Poni Hoax fait partie de ces nouveaux groupes français sur lesquels on aurait envie de miser pas mal d’argent. Repérés avec le single « Budapest », qui a dû faire trémousser plus d’un nightclubber à travers le monde, les français ont ensuite joué un sale tour aux disquaires qui leur avaient déjà fait une place dans leurs rayons electro, en balançant un premier album diablement efficace, mélange hybride d’électronique, de new wave et de noisy-rock anglais de la grande époque. Jamais une composante ne prend l’ascendant sur l’autre. Il y a juste cette envie furieuse de proposer une musique fiévreuse et dansante.


Nous avons rencontré Laurent Bardainne, tête pensante du groupe, et Nicolas Ker, le chanteur, juste avant leur set injustement ignoré au dernier festival de Dour. L’occasion pour nous de faire la connaissance avec ce groupe sachant rire et balancer quelques digressions parfois déconcertantes.

Pinkushion: En préparant cette interview, j’ai effectué quelques recherches sur Internet et j’ai étonnamment trouvé très peu d’information sur le groupe. Alors, ma première question est: qui est cette bande de « gens errant sans but comme des zombies en transe, habillés dans les vêtements de leurs mamans » (ndlr: description du groupe sur leur page MySpace) ?

Laurent Bardainne: (Rires) Je te répondrais: Une bande de dégénérés dépressifs qui cherchent leur salut dans la débauche et la luxure.

Dans la débauche et la luxure… Il y a vraiment des zombies dans le groupe ?

Laurent: Non, pas encore.
Nicolas Ker: Par contre, il y a des travestis honteux.

Poni Hoax est vraiment un groupe ou c’est plus le travail d’un producteur ?

Laurent: C’est vraiment un groupe à part entière.
Nicolas: Laurent vient du free-jazz.
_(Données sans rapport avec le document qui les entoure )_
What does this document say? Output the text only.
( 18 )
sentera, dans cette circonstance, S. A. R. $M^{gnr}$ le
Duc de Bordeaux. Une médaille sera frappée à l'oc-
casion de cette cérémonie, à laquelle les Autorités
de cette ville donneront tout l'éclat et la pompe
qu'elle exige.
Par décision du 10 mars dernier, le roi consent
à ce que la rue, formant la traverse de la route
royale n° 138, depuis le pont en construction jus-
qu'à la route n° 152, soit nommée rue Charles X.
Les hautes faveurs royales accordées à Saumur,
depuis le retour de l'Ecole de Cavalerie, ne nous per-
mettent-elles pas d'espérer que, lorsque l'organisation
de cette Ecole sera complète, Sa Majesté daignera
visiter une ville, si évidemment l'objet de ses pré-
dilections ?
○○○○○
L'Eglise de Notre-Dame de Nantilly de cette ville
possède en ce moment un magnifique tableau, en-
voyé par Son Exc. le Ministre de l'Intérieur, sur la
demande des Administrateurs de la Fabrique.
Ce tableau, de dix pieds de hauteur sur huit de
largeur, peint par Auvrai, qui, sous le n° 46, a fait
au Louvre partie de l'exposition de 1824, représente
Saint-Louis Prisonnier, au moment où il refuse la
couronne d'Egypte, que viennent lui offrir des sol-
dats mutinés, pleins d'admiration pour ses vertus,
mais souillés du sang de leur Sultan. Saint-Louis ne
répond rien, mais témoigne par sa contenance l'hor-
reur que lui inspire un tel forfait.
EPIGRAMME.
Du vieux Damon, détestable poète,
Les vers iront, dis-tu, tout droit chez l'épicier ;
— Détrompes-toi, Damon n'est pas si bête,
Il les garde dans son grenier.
Moi, je viens du rock pur. J’adore Vince Taylor, les Velvet ou les Stooges.
Laurent: Vincent Taeger, le batteur, vient du Hip-Hop. Arnaud Roulin, le bassiste, était soliste dans un cor de chasse quand il avait neuf ans. Il était surdoué. Nicolas Villebrun, le guitariste, vient du noise extrémiste.
Nicolas: Pas de la noisy pop, du terrorisme sonore.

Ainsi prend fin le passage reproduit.